Final cereal harvest estimates, released this week, show that Scotland’s 2015 cereal harvest did not produce the bumper crop expected – and that overall yields were actually 5 per cent lower than was first thought.
While initial estimates from October suggested 2015 would see the best cereal harvest in 20 years in terms of yields, final estimates released this week of the 2015 Scottish cereal and oilseed rape harvest – derived from the annual cereal production survey and released by Scotland’s chief statistician – show yields were largely unchanged on the year.
The 2015 harvest was late to start and, once under way, was halted several times by poor weather conditions, a fact which resulted in more fields being whole-cropped than usual.

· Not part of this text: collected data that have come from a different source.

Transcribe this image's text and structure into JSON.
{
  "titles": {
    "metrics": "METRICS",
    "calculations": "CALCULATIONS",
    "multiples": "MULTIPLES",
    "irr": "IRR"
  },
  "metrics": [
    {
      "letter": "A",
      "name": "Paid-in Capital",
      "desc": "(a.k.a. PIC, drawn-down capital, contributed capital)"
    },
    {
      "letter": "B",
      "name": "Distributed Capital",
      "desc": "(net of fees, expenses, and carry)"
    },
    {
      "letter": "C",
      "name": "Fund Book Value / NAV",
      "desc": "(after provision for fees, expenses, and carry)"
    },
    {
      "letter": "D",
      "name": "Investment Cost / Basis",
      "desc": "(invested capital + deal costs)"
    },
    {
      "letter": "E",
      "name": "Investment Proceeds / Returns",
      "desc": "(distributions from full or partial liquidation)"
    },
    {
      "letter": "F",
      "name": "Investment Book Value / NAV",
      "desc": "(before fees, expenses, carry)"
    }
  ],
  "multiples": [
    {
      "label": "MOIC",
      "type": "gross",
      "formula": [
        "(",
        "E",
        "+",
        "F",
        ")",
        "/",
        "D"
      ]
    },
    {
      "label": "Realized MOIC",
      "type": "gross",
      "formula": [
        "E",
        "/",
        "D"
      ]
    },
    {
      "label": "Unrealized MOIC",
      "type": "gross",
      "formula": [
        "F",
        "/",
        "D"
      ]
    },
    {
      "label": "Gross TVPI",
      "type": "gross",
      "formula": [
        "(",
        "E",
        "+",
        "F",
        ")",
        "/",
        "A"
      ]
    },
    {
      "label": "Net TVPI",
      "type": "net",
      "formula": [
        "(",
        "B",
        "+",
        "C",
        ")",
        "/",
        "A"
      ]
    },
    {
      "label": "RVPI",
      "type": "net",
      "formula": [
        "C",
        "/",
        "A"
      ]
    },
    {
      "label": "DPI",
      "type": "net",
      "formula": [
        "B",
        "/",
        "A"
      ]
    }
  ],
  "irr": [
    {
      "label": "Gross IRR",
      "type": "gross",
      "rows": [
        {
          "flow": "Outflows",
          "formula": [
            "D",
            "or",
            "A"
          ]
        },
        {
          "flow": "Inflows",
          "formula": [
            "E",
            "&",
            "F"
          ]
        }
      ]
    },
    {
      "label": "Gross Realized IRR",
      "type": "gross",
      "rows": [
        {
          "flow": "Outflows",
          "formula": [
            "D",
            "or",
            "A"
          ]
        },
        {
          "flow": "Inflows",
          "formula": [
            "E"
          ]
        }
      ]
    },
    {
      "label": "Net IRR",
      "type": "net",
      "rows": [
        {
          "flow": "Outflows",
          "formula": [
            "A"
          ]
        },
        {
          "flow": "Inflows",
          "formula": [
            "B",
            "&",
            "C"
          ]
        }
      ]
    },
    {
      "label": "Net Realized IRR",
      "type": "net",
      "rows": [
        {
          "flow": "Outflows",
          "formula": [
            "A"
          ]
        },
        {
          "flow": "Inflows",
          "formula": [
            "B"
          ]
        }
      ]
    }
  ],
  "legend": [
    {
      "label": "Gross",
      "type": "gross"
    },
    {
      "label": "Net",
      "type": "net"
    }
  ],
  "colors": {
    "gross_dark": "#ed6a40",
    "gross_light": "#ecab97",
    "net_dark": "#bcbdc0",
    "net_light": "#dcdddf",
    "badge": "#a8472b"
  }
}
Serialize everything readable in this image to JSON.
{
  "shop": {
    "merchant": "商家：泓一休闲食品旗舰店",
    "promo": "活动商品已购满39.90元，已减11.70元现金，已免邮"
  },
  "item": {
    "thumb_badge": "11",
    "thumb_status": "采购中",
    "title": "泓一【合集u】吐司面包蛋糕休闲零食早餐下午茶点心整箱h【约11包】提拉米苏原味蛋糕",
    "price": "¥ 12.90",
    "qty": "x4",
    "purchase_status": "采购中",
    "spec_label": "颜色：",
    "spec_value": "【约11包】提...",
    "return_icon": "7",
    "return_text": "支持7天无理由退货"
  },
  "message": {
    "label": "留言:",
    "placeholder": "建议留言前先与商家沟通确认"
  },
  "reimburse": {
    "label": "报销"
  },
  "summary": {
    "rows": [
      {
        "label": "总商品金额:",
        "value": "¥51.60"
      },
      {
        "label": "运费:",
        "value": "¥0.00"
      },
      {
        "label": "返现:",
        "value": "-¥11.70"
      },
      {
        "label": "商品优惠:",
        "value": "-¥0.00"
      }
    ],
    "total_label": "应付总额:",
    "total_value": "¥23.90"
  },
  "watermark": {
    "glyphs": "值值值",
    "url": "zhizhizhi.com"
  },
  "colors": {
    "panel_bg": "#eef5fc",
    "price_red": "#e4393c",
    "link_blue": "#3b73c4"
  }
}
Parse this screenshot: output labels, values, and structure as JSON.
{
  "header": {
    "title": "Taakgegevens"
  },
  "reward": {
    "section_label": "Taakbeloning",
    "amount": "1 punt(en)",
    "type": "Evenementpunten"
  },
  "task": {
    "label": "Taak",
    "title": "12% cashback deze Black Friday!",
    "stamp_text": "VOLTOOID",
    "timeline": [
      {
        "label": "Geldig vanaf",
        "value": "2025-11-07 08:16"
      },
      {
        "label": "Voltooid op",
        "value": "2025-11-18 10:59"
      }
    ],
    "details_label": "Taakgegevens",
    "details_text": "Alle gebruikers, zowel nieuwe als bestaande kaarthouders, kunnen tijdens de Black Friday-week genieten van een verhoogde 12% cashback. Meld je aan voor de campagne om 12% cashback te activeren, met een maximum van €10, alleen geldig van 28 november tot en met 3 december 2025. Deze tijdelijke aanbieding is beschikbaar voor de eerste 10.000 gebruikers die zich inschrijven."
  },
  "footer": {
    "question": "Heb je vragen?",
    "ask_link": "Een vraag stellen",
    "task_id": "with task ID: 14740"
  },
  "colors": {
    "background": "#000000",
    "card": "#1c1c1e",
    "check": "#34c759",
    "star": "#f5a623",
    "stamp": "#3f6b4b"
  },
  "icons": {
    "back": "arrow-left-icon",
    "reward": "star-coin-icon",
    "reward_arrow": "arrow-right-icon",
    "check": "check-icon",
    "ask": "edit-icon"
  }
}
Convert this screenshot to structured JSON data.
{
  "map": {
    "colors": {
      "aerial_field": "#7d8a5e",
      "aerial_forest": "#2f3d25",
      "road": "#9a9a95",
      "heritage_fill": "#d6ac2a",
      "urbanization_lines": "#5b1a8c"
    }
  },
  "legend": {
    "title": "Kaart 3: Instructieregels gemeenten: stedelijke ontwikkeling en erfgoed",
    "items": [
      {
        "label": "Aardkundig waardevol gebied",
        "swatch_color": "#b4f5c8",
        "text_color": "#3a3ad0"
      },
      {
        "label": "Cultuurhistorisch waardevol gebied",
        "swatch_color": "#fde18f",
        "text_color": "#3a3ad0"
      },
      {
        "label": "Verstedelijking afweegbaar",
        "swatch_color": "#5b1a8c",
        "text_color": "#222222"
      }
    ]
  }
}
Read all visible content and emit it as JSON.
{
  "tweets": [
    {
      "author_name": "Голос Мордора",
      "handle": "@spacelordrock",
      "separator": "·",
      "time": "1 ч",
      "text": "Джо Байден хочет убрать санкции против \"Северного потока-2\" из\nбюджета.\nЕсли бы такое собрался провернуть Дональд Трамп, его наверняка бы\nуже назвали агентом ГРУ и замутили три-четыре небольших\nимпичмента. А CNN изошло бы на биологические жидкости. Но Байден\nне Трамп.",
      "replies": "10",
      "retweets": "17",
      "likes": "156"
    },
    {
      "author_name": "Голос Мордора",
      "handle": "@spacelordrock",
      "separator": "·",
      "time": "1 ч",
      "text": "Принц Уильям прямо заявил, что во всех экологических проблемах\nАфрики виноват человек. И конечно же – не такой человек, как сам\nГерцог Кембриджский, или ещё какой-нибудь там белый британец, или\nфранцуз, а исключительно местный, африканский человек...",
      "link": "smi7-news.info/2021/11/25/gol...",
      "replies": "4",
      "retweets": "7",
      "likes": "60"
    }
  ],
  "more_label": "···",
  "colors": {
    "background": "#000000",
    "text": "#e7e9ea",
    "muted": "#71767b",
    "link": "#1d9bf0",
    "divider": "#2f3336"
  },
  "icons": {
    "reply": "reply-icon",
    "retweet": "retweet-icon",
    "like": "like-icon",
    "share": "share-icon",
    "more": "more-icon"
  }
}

There was also a 4 per cent drop in the area of cereals planted – most likely to be due to the crop diversification rules of the new common agricultural policy (CAP). The official figures showed that, as a result, total cereal production had fallen by 4 per cent to 3.1 million tonnes, chiefly made up of almost two million tonnes of barley and one million tonnes of wheat.
The new estimates put average overall yield for Scottish cereals at seven tonnes per hectare. While yields remained high compared to those of the last 20 years, they were not as high as previously expected, admitted the statisticians, who said: “While yield estimates have fallen, the size of the revision is not unusual. There is a typical variation between early and final harvest estimates of around 5 per cent.”
Cereal yields ranged from 5.9 for spring barley to 9.3 for wheat. Oilseed rape yields were estimated at an average of 4.1 tonnes per hectare.
“The longer term trend of improving yields continues,” said the report, “with the average cereal yield for the last ten years seven per cent higher than in the previous decade.”
Scotland’s largest cereal crop, spring barley, saw a 9 per cent fall over the year, to 1.5 million tonnes. There was also reduced production for oats, which fell to 152,000 tonnes.
However, across the board, wheat, winter barley and oilseed rape production had increased on the year. Wheat production was estimated at one million tonnes, the highest wheat production on record, while 406,000 tonnes of winter barley were produced and 148,000 tonnes of oilseed rape.